Hardened Scales After March
Here’s where I plan to start when I come back to the deck after March of the Machine:
Creatures (17)
Lands (24)
Spells (19)
Gemstone Caverns
Gemstone Caverns is one of the most underplayed cards in Modern, but if you aren’t feeling lucky, a colourless land can be an unacceptable cost. Even monocoloured decks like Hammer tend to have heavy colour commitments, and stock Hammer lists are already shying away from maxing on Inkmoth Nexus.
Hardened Scales is tailor-made for Gemstone Caverns – a mostly colourless deck with plenty of two-drops that you’d love to ramp out on Turn 1. Pre-game Gemstone Caverns also lets you play Urza’s Saga Turn 1 (or cast Stirrings to find it and still use your land drop on it) and start making Constructs as early as Turn 2.
Voltage Surge
Voltage Surge might be a surprising card to see in Modern, but it fills a particular niche in this deck. You already wanted a light red splash for the red ability on Zabaz, the Glimmerwasp to achieve the same result – often the thing you most want is a way to blow up your own artifact! Zabaz has this strange ability as a modular tie-in, but this comes up frequently with Hangarback Walker – an excellent card if you can pop it on demand, and often a mediocre one otherwise.
A highly synergistic deck like this can’t afford many random off-plan removal spells, but Voltage Surge gives you extra sacrifice outlets while keeping the opponent honest. Focusing entirely on your own plan leaves you vulnerable to faster linear decks or the other powerful synergies prevalent in Modern, and you don’t want to be wholly reliant on Walking Ballista for interaction.
Four damage is also a relevant number in Modern – Surge kills Wrenn and Six; Dryad of the Ilysian Grove; Omnath, Locus of Creation; Yawgmoth, Thran Physician; and a Fury with a Feign Death counter on it, to give just a few examples of cards that would survive a trusty Lightning Bolt.
The Matchup Muddle
It’s hard to pin down Hardened Scales’s place in Modern right now. I’m not sure what I actively want to play against, which isn’t encouraging, but the matchups that were tricky before have become easier over time despite – or sometimes because of – their new tools.

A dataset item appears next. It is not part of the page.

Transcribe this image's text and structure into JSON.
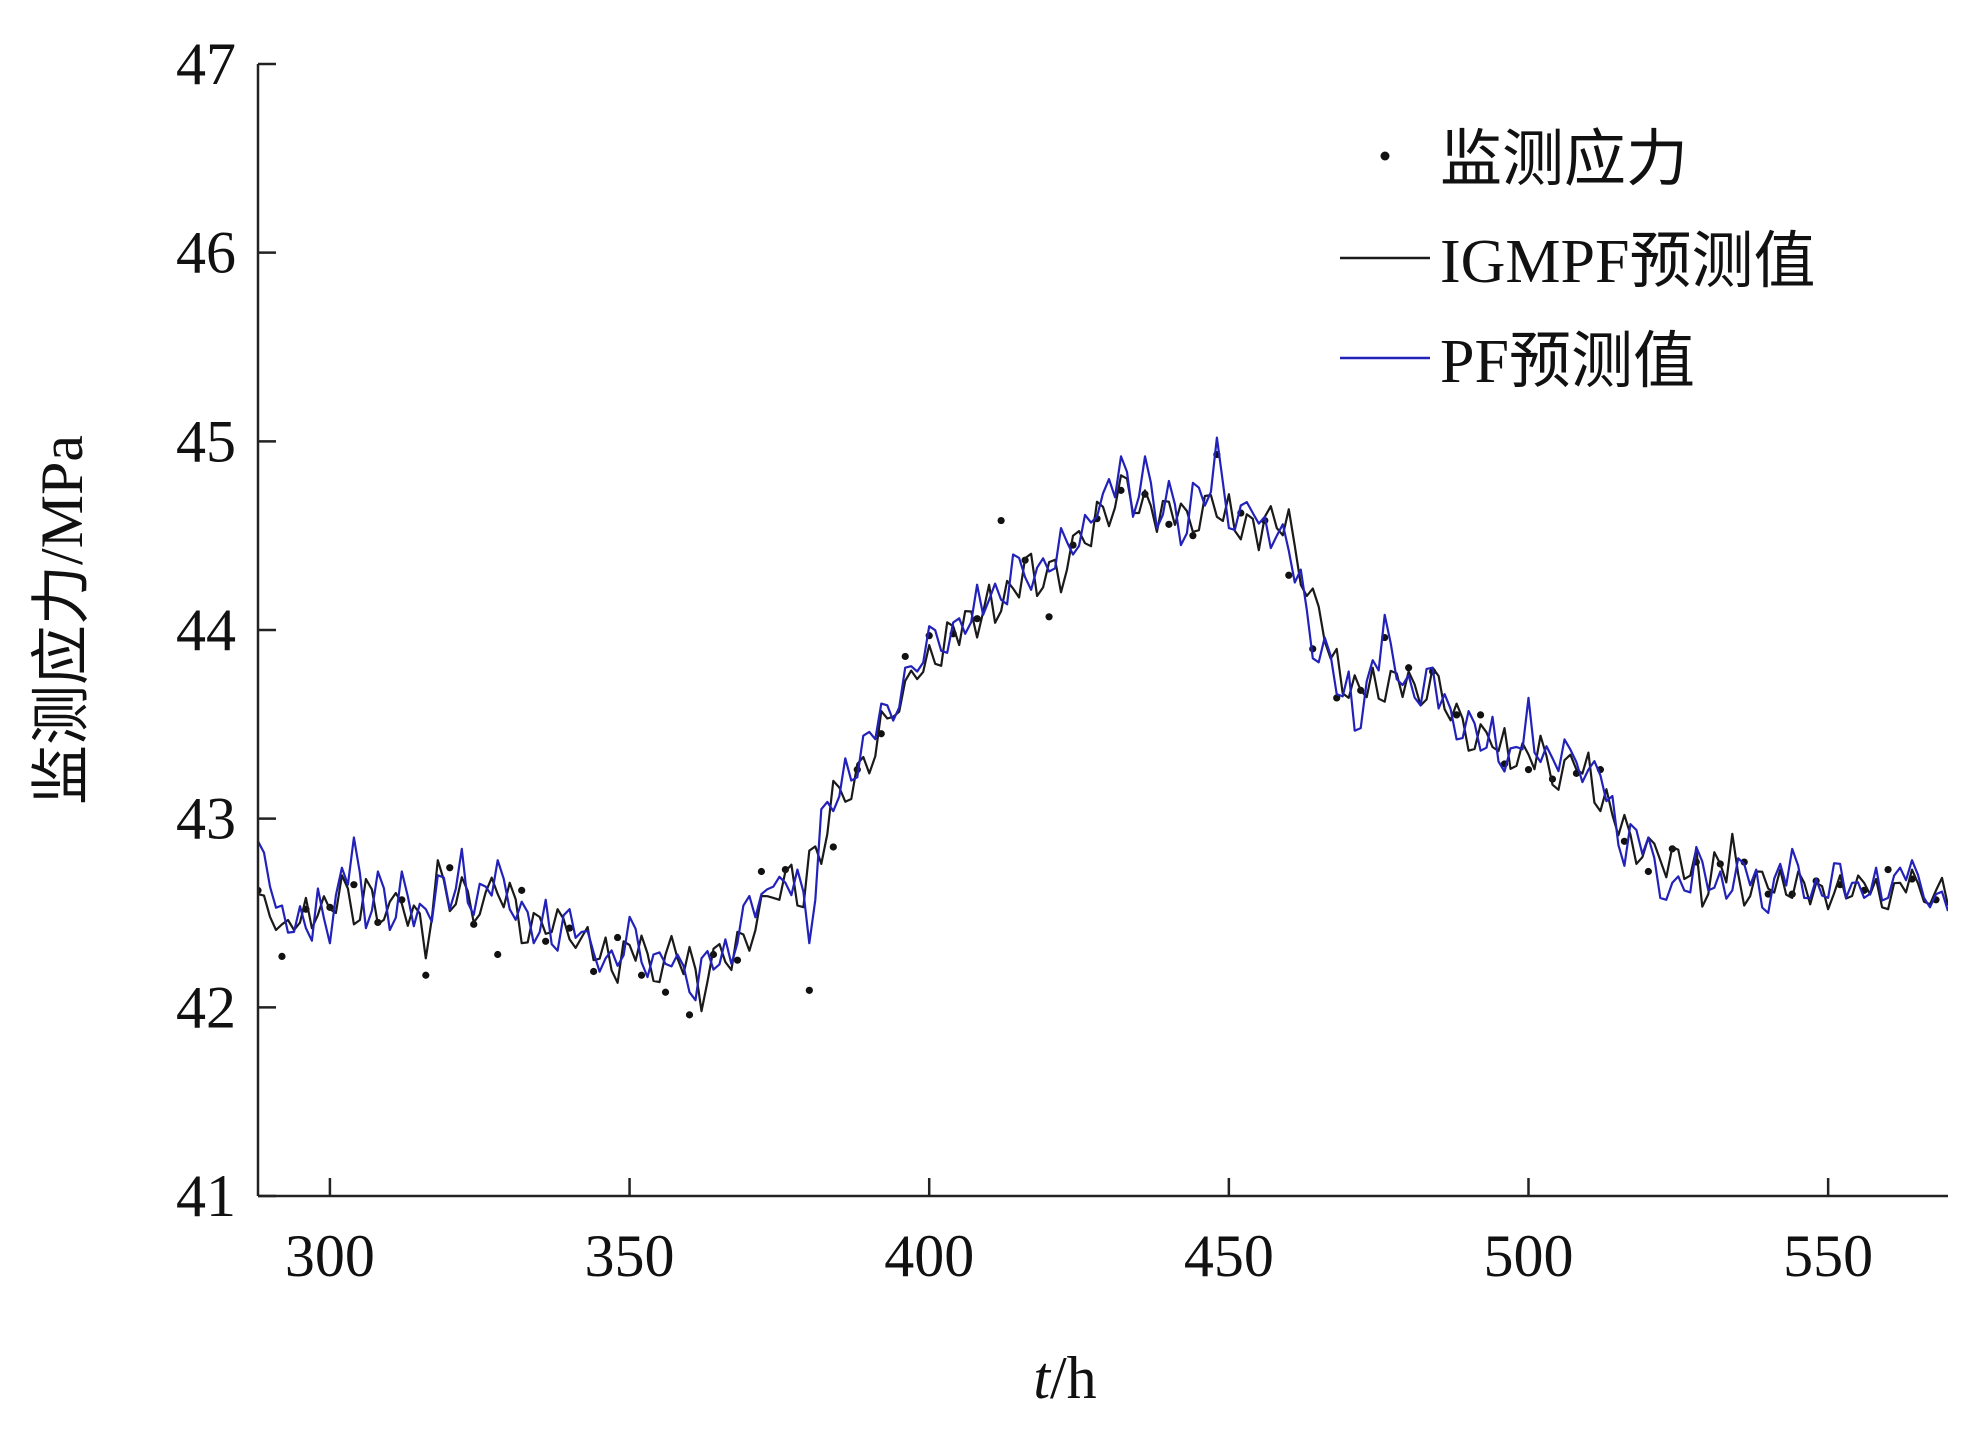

Five-Color Indomitable Creativity became popular after Modern Horizons 2 at Hammer’s peak because it could ‘combo off’ with Velomachus Lorehold or just lock up the game on the spot with Serra’s Emissary. The current crop of lists are more stable and can resolve Creativity more consistently – but a single Archon of Cruelty is much more beatable even without the copies of Orvar, the All-Form that many Scales lists pick for what is still admittedly a tough matchup.
At the other end, Izzet Midrange is a fine matchup that you would often lose to a gigantic Murktide Regent. Ledger Shredder competing for those slots makes sense in the format at large, but is great news for our plucky robot army.
So Long, Solitude?
The most promising development is that Solitude is quite lonely in Modern at the moment. The ban of Yorion, Sky Nomad cut the various Four-Color Control decks down to size, and Prismatic Ending is at a low ebb. This white removal that didn’t care how big your creatures were and left nothing behind from modular or Hangarback Walker posed a big problem – you couldn’t commit to winning quickly thanks to Solitude, but Yorion ensured you would lose a long game. The remaining Solitude decks still make you work hard for your wins, but those feel attainable now.
Hardened Scales may never achieve the glory that it once had or that Hammer stole from it, but it’s gained enough to just about keep up with all the other exciting developments in Modern.